Folha de S. Paulo


Miniditaduras da liberdade

Karime Xavier / Folhapress
Jovem mostra cabelo crespo
Jovem mostra cabelo crespo

Pela primeira vez na história do Google, no Brasil, a procura por "cabelos encaracolados" superou a sanha desenfreada pelo tipo liso. Tem mais, as buscas por madeixas afro cresceram 309% nos últimos dois anos.

Isso não é só uma boa notícia, é uma baita vitória para as mulheres brasileiras, que estão entre as que mais gastam com produtos para cabelo no mundo, as que mais levam tempo lavando, secando, alisando, enrolando, fazendo qualquer coisa que deixe a juba diferente do que é naturalmente.

Estamos a um passo de ver mulheres mais felizes, com autoestima elevada, satisfeitas com o que têm, certo?

Errado.

Num papo com uma blogueira negra, que tem os cabelos tão maravilhosos que eu queria esconder meus fiozinhos mirrados num boné, descobri que a liberdade para os cabelos afro criou uma mini-opressão. As mulheres se livraram das correntes da chapinha para sofrer de outra forma sob a ditadura do cacho perfeito.

Tornou-se uma nova obsessão, motivo de ciumeira e treta, disputa pelo olimpo dos caracóis. E uma vez crespa, nunca mais pense em fazer uma escova, sob o risco de ser acusada de traidora do "movimento".

Foi isso que aconteceu há uns meses com a atriz e roteirista Lena Dunham, que ousou trair a causa das gordinhas que amam seu corpo e não estão nem aí para o que os outros pensam. O cérebro por trás da série americana "Girls" teve que explicar sua silhueta mais magra depois que foi exaustivamente atacada por seguidoras. Levou na testa um carimbo de hipócrita. Até tu, Lena, nessa de barriga tanquinho?

Do outro lado, parte da mídia internacional caça-clique celebrava a perda de peso da atriz. Até que ela disse que precisou mudar o estilo de vida para tratar uma endometriose. Olha, desculpa, tô magra, mas sou doente, ninguém precisa me amar ou me odiar por isso. Duvido que ela tenha se importado com a patrulha, mas pelo menos deixaram a moça em paz.

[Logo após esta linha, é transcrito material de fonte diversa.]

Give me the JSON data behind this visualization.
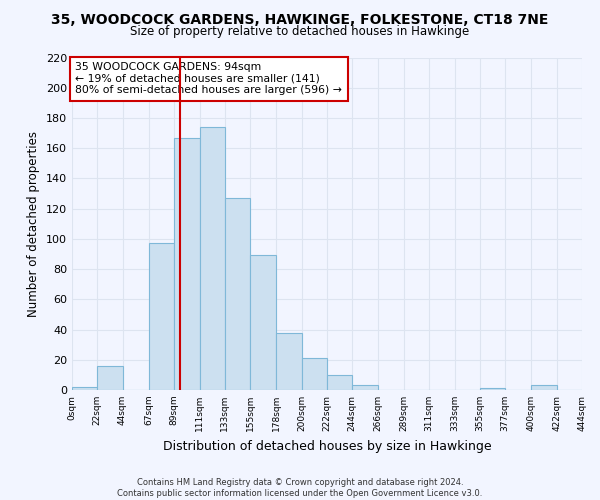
{
  "title": "35, WOODCOCK GARDENS, HAWKINGE, FOLKESTONE, CT18 7NE",
  "subtitle": "Size of property relative to detached houses in Hawkinge",
  "xlabel": "Distribution of detached houses by size in Hawkinge",
  "ylabel": "Number of detached properties",
  "bin_edges": [
    0,
    22,
    44,
    67,
    89,
    111,
    133,
    155,
    178,
    200,
    222,
    244,
    266,
    289,
    311,
    333,
    355,
    377,
    400,
    422,
    444
  ],
  "bar_heights": [
    2,
    16,
    0,
    97,
    167,
    174,
    127,
    89,
    38,
    21,
    10,
    3,
    0,
    0,
    0,
    0,
    1,
    0,
    3,
    0
  ],
  "bar_color": "#cce0f0",
  "bar_edge_color": "#7fb8d8",
  "property_line_x": 94,
  "property_line_color": "#cc0000",
  "ylim": [
    0,
    220
  ],
  "yticks": [
    0,
    20,
    40,
    60,
    80,
    100,
    120,
    140,
    160,
    180,
    200,
    220
  ],
  "tick_labels": [
    "0sqm",
    "22sqm",
    "44sqm",
    "67sqm",
    "89sqm",
    "111sqm",
    "133sqm",
    "155sqm",
    "178sqm",
    "200sqm",
    "222sqm",
    "244sqm",
    "266sqm",
    "289sqm",
    "311sqm",
    "333sqm",
    "355sqm",
    "377sqm",
    "400sqm",
    "422sqm",
    "444sqm"
  ],
  "annotation_text": "35 WOODCOCK GARDENS: 94sqm\n← 19% of detached houses are smaller (141)\n80% of semi-detached houses are larger (596) →",
  "annotation_box_facecolor": "white",
  "annotation_box_edgecolor": "#cc0000",
  "footnote1": "Contains HM Land Registry data © Crown copyright and database right 2024.",
  "footnote2": "Contains public sector information licensed under the Open Government Licence v3.0.",
  "background_color": "#f2f5ff",
  "grid_color": "#dde4f0"
}
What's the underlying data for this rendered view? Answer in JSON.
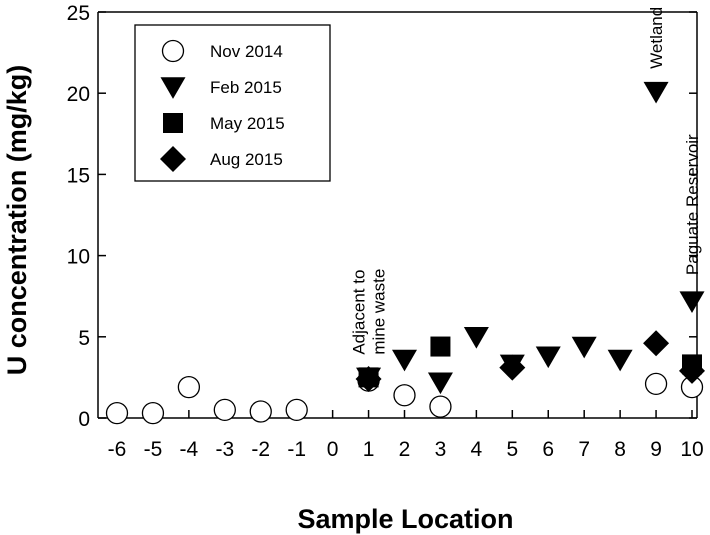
{
  "chart_data": {
    "type": "scatter",
    "title": "",
    "xlabel": "Sample Location",
    "ylabel": "U concentration (mg/kg)",
    "xlim": [
      -6,
      10
    ],
    "ylim": [
      0,
      25
    ],
    "xticks": [
      -6,
      -5,
      -4,
      -3,
      -2,
      -1,
      0,
      1,
      2,
      3,
      4,
      5,
      6,
      7,
      8,
      9,
      10
    ],
    "yticks": [
      0,
      5,
      10,
      15,
      20,
      25
    ],
    "grid": false,
    "legend_position": "top-left",
    "series": [
      {
        "name": "Nov 2014",
        "marker": "open-circle",
        "points": [
          {
            "x": -6,
            "y": 0.3
          },
          {
            "x": -5,
            "y": 0.3
          },
          {
            "x": -4,
            "y": 1.9
          },
          {
            "x": -3,
            "y": 0.5
          },
          {
            "x": -2,
            "y": 0.4
          },
          {
            "x": -1,
            "y": 0.5
          },
          {
            "x": 1,
            "y": 2.3
          },
          {
            "x": 2,
            "y": 1.4
          },
          {
            "x": 3,
            "y": 0.7
          },
          {
            "x": 9,
            "y": 2.1
          },
          {
            "x": 10,
            "y": 1.9
          }
        ]
      },
      {
        "name": "Feb 2015",
        "marker": "filled-triangle-down",
        "points": [
          {
            "x": 1,
            "y": 2.5
          },
          {
            "x": 2,
            "y": 3.6
          },
          {
            "x": 3,
            "y": 2.2
          },
          {
            "x": 4,
            "y": 5.0
          },
          {
            "x": 5,
            "y": 3.3
          },
          {
            "x": 6,
            "y": 3.8
          },
          {
            "x": 7,
            "y": 4.4
          },
          {
            "x": 8,
            "y": 3.6
          },
          {
            "x": 9,
            "y": 20.1
          },
          {
            "x": 10,
            "y": 7.2
          }
        ]
      },
      {
        "name": "May 2015",
        "marker": "filled-square",
        "points": [
          {
            "x": 1,
            "y": 2.5
          },
          {
            "x": 3,
            "y": 4.4
          },
          {
            "x": 10,
            "y": 3.3
          }
        ]
      },
      {
        "name": "Aug 2015",
        "marker": "filled-diamond",
        "points": [
          {
            "x": 1,
            "y": 2.4
          },
          {
            "x": 5,
            "y": 3.1
          },
          {
            "x": 9,
            "y": 4.6
          },
          {
            "x": 10,
            "y": 2.9
          }
        ]
      }
    ],
    "annotations": [
      {
        "text": "Adjacent to mine waste",
        "lines": [
          "Adjacent to",
          "mine waste"
        ],
        "x": 1,
        "y": 3.9
      },
      {
        "text": "Wetland",
        "lines": [
          "Wetland"
        ],
        "x": 9,
        "y": 21.5
      },
      {
        "text": "Paguate Reservoir",
        "lines": [
          "Paguate Reservoir"
        ],
        "x": 10,
        "y": 8.8
      }
    ]
  }
}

A gente ainda vive uma cultura enorme de gordofobia, mas acabar com um preconceito não deveria criar outro. Experimente dizer que quer emagrecer se o seu interlocutor achar que não é necessário. Você vai receber de graça um discurso, que não pediu, sobre os padrões de beleza que deveriam ser combatidos por gente inteligente como você.

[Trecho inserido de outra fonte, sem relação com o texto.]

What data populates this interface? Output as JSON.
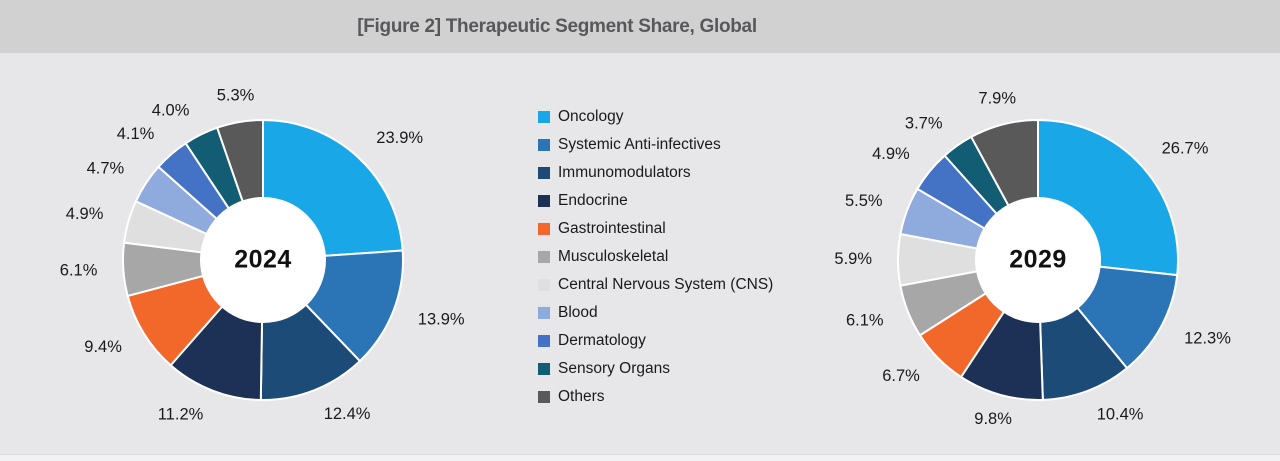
{
  "header": {
    "title": "[Figure 2] Therapeutic Segment Share, Global"
  },
  "legend": {
    "items": [
      {
        "label": "Oncology",
        "color": "#1AA7E8"
      },
      {
        "label": "Systemic Anti-infectives",
        "color": "#2B75B7"
      },
      {
        "label": "Immunomodulators",
        "color": "#1D4B78"
      },
      {
        "label": "Endocrine",
        "color": "#1D3156"
      },
      {
        "label": "Gastrointestinal",
        "color": "#F2682A"
      },
      {
        "label": "Musculoskeletal",
        "color": "#A7A7A7"
      },
      {
        "label": "Central Nervous System (CNS)",
        "color": "#DFDFE0"
      },
      {
        "label": "Blood",
        "color": "#8FAADC"
      },
      {
        "label": "Dermatology",
        "color": "#4472C4"
      },
      {
        "label": "Sensory Organs",
        "color": "#125C74"
      },
      {
        "label": "Others",
        "color": "#595959"
      }
    ]
  },
  "chart_data": [
    {
      "type": "pie",
      "donut": true,
      "title": "2024",
      "categories": [
        "Oncology",
        "Systemic Anti-infectives",
        "Immunomodulators",
        "Endocrine",
        "Gastrointestinal",
        "Musculoskeletal",
        "Central Nervous System (CNS)",
        "Blood",
        "Dermatology",
        "Sensory Organs",
        "Others"
      ],
      "values": [
        23.9,
        13.9,
        12.4,
        11.2,
        9.4,
        6.1,
        4.9,
        4.7,
        4.1,
        4.0,
        5.3
      ],
      "labels": [
        "23.9%",
        "13.9%",
        "12.4%",
        "11.2%",
        "9.4%",
        "6.1%",
        "4.9%",
        "4.7%",
        "4.1%",
        "4.0%",
        "5.3%"
      ],
      "colors": [
        "#1AA7E8",
        "#2B75B7",
        "#1D4B78",
        "#1D3156",
        "#F2682A",
        "#A7A7A7",
        "#DFDFE0",
        "#8FAADC",
        "#4472C4",
        "#125C74",
        "#595959"
      ],
      "start_angle_deg": 0,
      "direction": "clockwise",
      "legend_position": "center-shared"
    },
    {
      "type": "pie",
      "donut": true,
      "title": "2029",
      "categories": [
        "Oncology",
        "Systemic Anti-infectives",
        "Immunomodulators",
        "Endocrine",
        "Gastrointestinal",
        "Musculoskeletal",
        "Central Nervous System (CNS)",
        "Blood",
        "Dermatology",
        "Sensory Organs",
        "Others"
      ],
      "values": [
        26.7,
        12.3,
        10.4,
        9.8,
        6.7,
        6.1,
        5.9,
        5.5,
        4.9,
        3.7,
        7.9
      ],
      "labels": [
        "26.7%",
        "12.3%",
        "10.4%",
        "9.8%",
        "6.7%",
        "6.1%",
        "5.9%",
        "5.5%",
        "4.9%",
        "3.7%",
        "7.9%"
      ],
      "colors": [
        "#1AA7E8",
        "#2B75B7",
        "#1D4B78",
        "#1D3156",
        "#F2682A",
        "#A7A7A7",
        "#DFDFE0",
        "#8FAADC",
        "#4472C4",
        "#125C74",
        "#595959"
      ],
      "start_angle_deg": 0,
      "direction": "clockwise",
      "legend_position": "center-shared"
    }
  ],
  "colors": {
    "page_background": "#E7E7E9",
    "title_bar_background": "#D1D1D2",
    "title_text": "#58585A",
    "slice_label_text": "#1A1A1A",
    "donut_hole": "#FFFFFF",
    "slice_border": "#FFFFFF"
  }
}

Você não disse que vai trocar a birita por whey protein. Muito menos que está com foco no corpo da Patricia Poeta. Apenas teve a audácia de revelar que quer enxugar uns quilinhos que sobram. A pessoa não sabe se o colesterol está alto e a gordura abdominal explode na sua legging preta. Se você precisa entrar num maldito vestido de casamento, que custou uma pequena fortuna, e que agora não passa no quadril. Para esses miniditadores você é exagerada e se deixa influenciar por blogueiras desmioladas. E mesmo que fosse?

Cada um sabe onde aperta a sua calça. Não adianta libertar os gordos e aprisionar o desejo de alguém fazer dieta e crossfit. Quero ser magra, dane-se o mundo, escreveu uma amiga num grupo de WhatsApp. O tom era de revelação, por um momento achei que ela usava drogas e precisava de ajuda, tamanho suspense. Eu também quero. Rimos e nos abraçamos virtualmente. Marcamos um jantar para celebrar a dieta, o direito de ser o que a gente quiser e de reclamar do cabelo.